One weekend, I ran into him at a supermarket.

“Hey Mon, how are you doing?” Leo said.

“Good. Aren’t you supposed to be in
Port Harcourt with your family?

“I couldn’t make it man. I was tired, needed a rest.”

There was a pause. My sister was juggling twin boys, a new job, a strange town and this idiot was talking about rest?

Thoughts shifted in my head on cue, then all I saw was red, my fists burying themselves in his light skinned jowls, my knees kneading his balls in sharp succession, a tooth or two rolling on the cream tiles, and an immense sense of relief.

I smiled instead and walked away.

That weekend, I called in a few favours and by Monday, Leo was sacked.

When Diana called I sympathised. It was horrible, Leo being let off like that.
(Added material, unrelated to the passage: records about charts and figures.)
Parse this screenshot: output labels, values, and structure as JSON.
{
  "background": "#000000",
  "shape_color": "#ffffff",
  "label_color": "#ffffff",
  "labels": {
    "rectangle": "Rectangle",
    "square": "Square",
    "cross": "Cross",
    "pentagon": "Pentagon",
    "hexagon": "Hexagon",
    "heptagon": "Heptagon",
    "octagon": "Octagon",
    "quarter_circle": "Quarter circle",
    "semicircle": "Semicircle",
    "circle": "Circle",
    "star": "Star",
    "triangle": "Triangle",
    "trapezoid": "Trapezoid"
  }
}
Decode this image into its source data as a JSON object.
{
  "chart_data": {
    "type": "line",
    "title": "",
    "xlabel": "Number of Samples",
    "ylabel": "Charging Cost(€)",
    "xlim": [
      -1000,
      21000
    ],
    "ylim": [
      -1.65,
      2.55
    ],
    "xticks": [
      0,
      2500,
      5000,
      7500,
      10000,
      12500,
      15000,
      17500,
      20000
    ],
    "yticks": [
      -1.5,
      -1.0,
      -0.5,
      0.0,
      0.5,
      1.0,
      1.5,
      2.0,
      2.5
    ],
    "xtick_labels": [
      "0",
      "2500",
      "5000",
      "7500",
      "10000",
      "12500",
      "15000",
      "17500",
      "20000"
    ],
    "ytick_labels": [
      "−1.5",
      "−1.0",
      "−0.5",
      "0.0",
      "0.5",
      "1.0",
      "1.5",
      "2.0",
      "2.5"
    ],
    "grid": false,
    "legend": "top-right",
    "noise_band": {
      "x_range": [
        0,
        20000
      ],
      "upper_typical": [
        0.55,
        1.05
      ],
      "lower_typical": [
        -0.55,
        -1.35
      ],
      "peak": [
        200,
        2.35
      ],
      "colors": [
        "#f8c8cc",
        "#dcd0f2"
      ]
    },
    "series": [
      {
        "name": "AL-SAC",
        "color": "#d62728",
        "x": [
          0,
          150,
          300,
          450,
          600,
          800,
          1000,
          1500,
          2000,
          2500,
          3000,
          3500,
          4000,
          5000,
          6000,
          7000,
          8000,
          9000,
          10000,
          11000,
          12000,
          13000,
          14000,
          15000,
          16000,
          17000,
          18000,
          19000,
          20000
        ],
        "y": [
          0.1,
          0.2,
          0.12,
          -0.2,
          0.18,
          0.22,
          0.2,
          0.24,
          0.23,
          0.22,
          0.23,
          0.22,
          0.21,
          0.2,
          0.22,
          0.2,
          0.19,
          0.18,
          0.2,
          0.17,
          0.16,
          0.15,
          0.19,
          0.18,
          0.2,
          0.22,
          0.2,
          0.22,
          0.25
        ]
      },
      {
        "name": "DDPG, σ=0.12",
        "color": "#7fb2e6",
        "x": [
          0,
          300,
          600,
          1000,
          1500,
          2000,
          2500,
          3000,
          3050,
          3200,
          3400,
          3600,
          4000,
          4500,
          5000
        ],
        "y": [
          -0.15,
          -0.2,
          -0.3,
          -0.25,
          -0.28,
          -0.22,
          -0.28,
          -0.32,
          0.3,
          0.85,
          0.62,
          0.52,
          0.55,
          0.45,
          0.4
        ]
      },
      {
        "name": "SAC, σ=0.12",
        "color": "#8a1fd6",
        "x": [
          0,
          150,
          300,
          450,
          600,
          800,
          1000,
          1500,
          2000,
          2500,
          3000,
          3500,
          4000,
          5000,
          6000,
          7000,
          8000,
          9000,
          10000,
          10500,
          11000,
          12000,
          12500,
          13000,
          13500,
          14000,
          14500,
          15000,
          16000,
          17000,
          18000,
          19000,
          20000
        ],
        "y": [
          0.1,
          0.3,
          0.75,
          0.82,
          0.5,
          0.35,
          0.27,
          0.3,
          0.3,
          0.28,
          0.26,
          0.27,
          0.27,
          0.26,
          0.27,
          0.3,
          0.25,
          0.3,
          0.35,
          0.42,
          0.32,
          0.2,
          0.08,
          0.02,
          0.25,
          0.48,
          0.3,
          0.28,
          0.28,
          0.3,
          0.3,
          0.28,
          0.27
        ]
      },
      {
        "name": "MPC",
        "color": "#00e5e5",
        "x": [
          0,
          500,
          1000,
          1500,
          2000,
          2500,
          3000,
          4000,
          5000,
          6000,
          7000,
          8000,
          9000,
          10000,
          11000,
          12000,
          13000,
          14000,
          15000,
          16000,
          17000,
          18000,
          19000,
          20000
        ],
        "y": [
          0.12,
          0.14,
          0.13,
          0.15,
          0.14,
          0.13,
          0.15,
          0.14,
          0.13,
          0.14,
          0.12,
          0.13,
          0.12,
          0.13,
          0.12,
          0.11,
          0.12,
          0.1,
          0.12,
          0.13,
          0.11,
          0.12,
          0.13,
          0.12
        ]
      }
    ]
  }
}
Curse those horrid new generation banks.

The next time I saw her she was lying in a hospital bed with wires running out of every part of her.

“He didn’t mean to,” she croaked out of a broken jaw.

“Of course not, love. Shh don’t say a word.” I replied, crouched by her bed. That’s when everything became clear and I knew what had to be done.

The police booked it as a hit and run. Leo survived, making kids orphaned had never been my style. I was content to see him lose a leg. There wouldn’t be anymore beatings, or absenteeism.

Who knows? Maybe Diana would wake up someday and leave him. Yeah, I know, fat chance.